Not everyone is eligible for an AbioCor implant. Currently, you must have end stage heart failure with a life expectancy of less than 30 days; you also must be ineligible for a human heart transplant and have no other treatment options. If you qualify, you’re clearly at death’s door and the restricted life you’d lead with an artificial heart would still seem a desirable alternative! Certainly the AbioCor patient will have a much greater degree of freedom and mobility than poor Barney Clark. There’s another factor that could determine one’s eligibility for an AbioCor – cost. The Ledger article estimates the cost at about $250,000 and insurance coverage is currently uncertain.
I feel obligated to finish in a lighter vein. In a recent Week in Review column, Brian Trumbore kindly mentioned an amazing (for me) round of golf a couple of weeks ago in which I made par on all four par 3s and one par4. I’ve never had par on all the par 3s on any course and five pars in a round is a record for me. Last Friday I returned to normal on the same course, with only one par and a score 10 strokes higher. However, it was an interesting round, relating in a sense to a TV show premiering this week called Six Degrees, apparently based on that old bit about anyone being related in some fashion to anyone else by six degrees of separation.

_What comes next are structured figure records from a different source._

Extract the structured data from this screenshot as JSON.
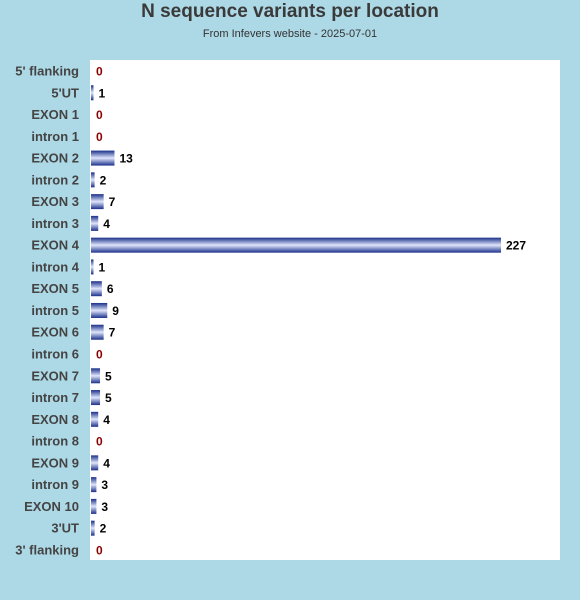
{
  "title": "N sequence variants per location",
  "subtitle": "From Infevers website - 2025-07-01",
  "chart_data": {
    "type": "bar",
    "orientation": "horizontal",
    "title": "N sequence variants per location",
    "subtitle": "From Infevers website - 2025-07-01",
    "categories": [
      "5' flanking",
      "5'UT",
      "EXON 1",
      "intron 1",
      "EXON 2",
      "intron 2",
      "EXON 3",
      "intron 3",
      "EXON 4",
      "intron 4",
      "EXON 5",
      "intron 5",
      "EXON 6",
      "intron 6",
      "EXON 7",
      "intron 7",
      "EXON 8",
      "intron 8",
      "EXON 9",
      "intron 9",
      "EXON 10",
      "3'UT",
      "3' flanking"
    ],
    "values": [
      0,
      1,
      0,
      0,
      13,
      2,
      7,
      4,
      227,
      1,
      6,
      9,
      7,
      0,
      5,
      5,
      4,
      0,
      4,
      3,
      3,
      2,
      0
    ],
    "xlim": [
      0,
      227
    ],
    "grid": false,
    "legend": "none",
    "colors": {
      "page_background": "#add8e6",
      "plot_background": "#ffffff",
      "bar_dark": "#1a2f8a",
      "bar_light": "#dfe6fb",
      "value_label": "#000000",
      "zero_label": "#8b0000",
      "category_label": "#444444"
    }
  }
}
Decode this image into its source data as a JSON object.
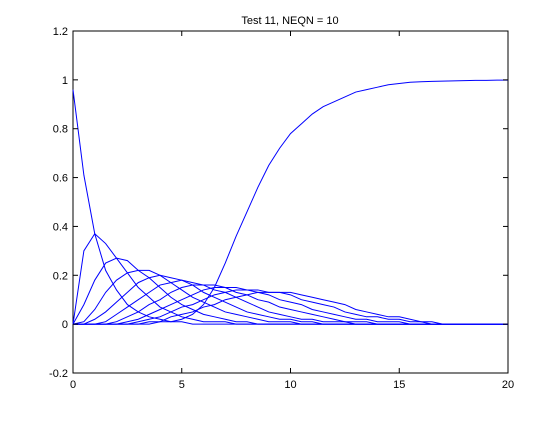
{
  "figure": {
    "background": "#ffffff"
  },
  "chart_data": {
    "type": "line",
    "title": "Test 11, NEQN = 10",
    "xlabel": "",
    "ylabel": "",
    "xlim": [
      0,
      20
    ],
    "ylim": [
      -0.2,
      1.2
    ],
    "x_ticks": [
      0,
      5,
      10,
      15,
      20
    ],
    "x_tick_labels": [
      "0",
      "5",
      "10",
      "15",
      "20"
    ],
    "y_ticks": [
      -0.2,
      0,
      0.2,
      0.4,
      0.6,
      0.8,
      1,
      1.2
    ],
    "y_tick_labels": [
      "-0.2",
      "0",
      "0.2",
      "0.4",
      "0.6",
      "0.8",
      "1",
      "1.2"
    ],
    "grid": false,
    "legend": "none",
    "line_color": "#0000ff",
    "x": [
      0,
      0.5,
      1,
      1.5,
      2,
      2.5,
      3,
      3.5,
      4,
      4.5,
      5,
      5.5,
      6,
      6.5,
      7,
      7.5,
      8,
      8.5,
      9,
      9.5,
      10,
      10.5,
      11,
      11.5,
      12,
      12.5,
      13,
      13.5,
      14,
      14.5,
      15,
      15.5,
      16,
      16.5,
      17,
      17.5,
      18,
      18.5,
      19,
      19.5,
      20
    ],
    "series": [
      {
        "values": [
          0.96,
          0.61,
          0.37,
          0.22,
          0.14,
          0.08,
          0.05,
          0.03,
          0.02,
          0.01,
          0.01,
          0.0,
          0.0,
          0.0,
          0.0,
          0.0,
          0.0,
          0.0,
          0.0,
          0.0,
          0.0,
          0.0,
          0.0,
          0.0,
          0.0,
          0.0,
          0.0,
          0.0,
          0.0,
          0.0,
          0.0,
          0.0,
          0.0,
          0.0,
          0.0,
          0.0,
          0.0,
          0.0,
          0.0,
          0.0,
          0.0
        ]
      },
      {
        "values": [
          0.0,
          0.3,
          0.37,
          0.33,
          0.27,
          0.21,
          0.15,
          0.11,
          0.07,
          0.05,
          0.03,
          0.02,
          0.01,
          0.01,
          0.01,
          0.0,
          0.0,
          0.0,
          0.0,
          0.0,
          0.0,
          0.0,
          0.0,
          0.0,
          0.0,
          0.0,
          0.0,
          0.0,
          0.0,
          0.0,
          0.0,
          0.0,
          0.0,
          0.0,
          0.0,
          0.0,
          0.0,
          0.0,
          0.0,
          0.0,
          0.0
        ]
      },
      {
        "values": [
          0.0,
          0.08,
          0.18,
          0.25,
          0.27,
          0.26,
          0.22,
          0.19,
          0.15,
          0.11,
          0.08,
          0.06,
          0.04,
          0.03,
          0.02,
          0.01,
          0.01,
          0.0,
          0.0,
          0.0,
          0.0,
          0.0,
          0.0,
          0.0,
          0.0,
          0.0,
          0.0,
          0.0,
          0.0,
          0.0,
          0.0,
          0.0,
          0.0,
          0.0,
          0.0,
          0.0,
          0.0,
          0.0,
          0.0,
          0.0,
          0.0
        ]
      },
      {
        "values": [
          0.0,
          0.01,
          0.06,
          0.13,
          0.18,
          0.21,
          0.22,
          0.22,
          0.2,
          0.17,
          0.14,
          0.11,
          0.09,
          0.07,
          0.05,
          0.04,
          0.03,
          0.02,
          0.01,
          0.01,
          0.01,
          0.0,
          0.0,
          0.0,
          0.0,
          0.0,
          0.0,
          0.0,
          0.0,
          0.0,
          0.0,
          0.0,
          0.0,
          0.0,
          0.0,
          0.0,
          0.0,
          0.0,
          0.0,
          0.0,
          0.0
        ]
      },
      {
        "values": [
          0.0,
          0.0,
          0.02,
          0.05,
          0.09,
          0.13,
          0.17,
          0.19,
          0.2,
          0.19,
          0.18,
          0.16,
          0.13,
          0.11,
          0.09,
          0.07,
          0.05,
          0.04,
          0.03,
          0.02,
          0.02,
          0.01,
          0.01,
          0.0,
          0.0,
          0.0,
          0.0,
          0.0,
          0.0,
          0.0,
          0.0,
          0.0,
          0.0,
          0.0,
          0.0,
          0.0,
          0.0,
          0.0,
          0.0,
          0.0,
          0.0
        ]
      },
      {
        "values": [
          0.0,
          0.0,
          0.0,
          0.01,
          0.04,
          0.07,
          0.1,
          0.13,
          0.16,
          0.17,
          0.18,
          0.17,
          0.16,
          0.14,
          0.13,
          0.11,
          0.09,
          0.07,
          0.05,
          0.04,
          0.03,
          0.02,
          0.02,
          0.01,
          0.01,
          0.01,
          0.0,
          0.0,
          0.0,
          0.0,
          0.0,
          0.0,
          0.0,
          0.0,
          0.0,
          0.0,
          0.0,
          0.0,
          0.0,
          0.0,
          0.0
        ]
      },
      {
        "values": [
          0.0,
          0.0,
          0.0,
          0.0,
          0.01,
          0.03,
          0.05,
          0.08,
          0.1,
          0.13,
          0.15,
          0.16,
          0.16,
          0.16,
          0.15,
          0.13,
          0.12,
          0.1,
          0.09,
          0.07,
          0.06,
          0.05,
          0.04,
          0.03,
          0.02,
          0.01,
          0.01,
          0.01,
          0.0,
          0.0,
          0.0,
          0.0,
          0.0,
          0.0,
          0.0,
          0.0,
          0.0,
          0.0,
          0.0,
          0.0,
          0.0
        ]
      },
      {
        "values": [
          0.0,
          0.0,
          0.0,
          0.0,
          0.0,
          0.01,
          0.02,
          0.04,
          0.06,
          0.08,
          0.1,
          0.12,
          0.14,
          0.15,
          0.15,
          0.15,
          0.14,
          0.13,
          0.12,
          0.1,
          0.09,
          0.08,
          0.06,
          0.05,
          0.04,
          0.03,
          0.02,
          0.02,
          0.01,
          0.01,
          0.01,
          0.0,
          0.0,
          0.0,
          0.0,
          0.0,
          0.0,
          0.0,
          0.0,
          0.0,
          0.0
        ]
      },
      {
        "values": [
          0.0,
          0.0,
          0.0,
          0.0,
          0.0,
          0.0,
          0.01,
          0.02,
          0.03,
          0.05,
          0.07,
          0.08,
          0.1,
          0.12,
          0.13,
          0.14,
          0.14,
          0.14,
          0.13,
          0.13,
          0.12,
          0.1,
          0.09,
          0.08,
          0.07,
          0.05,
          0.04,
          0.03,
          0.03,
          0.02,
          0.02,
          0.01,
          0.01,
          0.0,
          0.0,
          0.0,
          0.0,
          0.0,
          0.0,
          0.0,
          0.0
        ]
      },
      {
        "values": [
          0.0,
          0.0,
          0.0,
          0.0,
          0.0,
          0.0,
          0.0,
          0.01,
          0.01,
          0.03,
          0.04,
          0.05,
          0.07,
          0.08,
          0.1,
          0.11,
          0.12,
          0.13,
          0.13,
          0.13,
          0.13,
          0.12,
          0.11,
          0.1,
          0.09,
          0.08,
          0.06,
          0.05,
          0.04,
          0.03,
          0.03,
          0.02,
          0.01,
          0.01,
          0.0,
          0.0,
          0.0,
          0.0,
          0.0,
          0.0,
          0.0
        ]
      },
      {
        "values": [
          0.0,
          0.0,
          0.0,
          0.0,
          0.0,
          0.0,
          0.0,
          0.0,
          0.01,
          0.01,
          0.02,
          0.04,
          0.08,
          0.15,
          0.25,
          0.36,
          0.46,
          0.56,
          0.65,
          0.72,
          0.78,
          0.82,
          0.86,
          0.89,
          0.91,
          0.93,
          0.95,
          0.96,
          0.97,
          0.98,
          0.985,
          0.99,
          0.992,
          0.994,
          0.995,
          0.996,
          0.997,
          0.998,
          0.998,
          0.999,
          0.999
        ]
      }
    ]
  }
}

I was teamed up with a psychiatrist and an attractive young blond woman. The poor psychiatrist missed three or four complete holes due to calls from patients on his cell phone even though it was his day off! The blond gal had an accent and I determined she was Swedish. She hit the longest drives of any woman I’ve ever played with. Regular readers will know that I shamelessly take any occasion to mention my hole-in-one and breaking my leg on the same hole. Naturally, I mentioned it to my playing companions. The gal said her husband had a hole-in-one on the very same hole, which I thought quite a coincidence.
Then, after witnessing her amazing drives for 17 holes, I jokingly asked her if her maiden name was Sorenstam. No, but her best friend and frequent golfing buddy was on a national junior team in Sweden with Anika! The friend came to the U.S. on a golf scholarship and dispenses many golfing tips when the two play together. I now feel there are only three (or is it two?) degrees of separation between me and Anika and, having observed the blond lady’s swing very carefully, expect my golf game to improve significantly.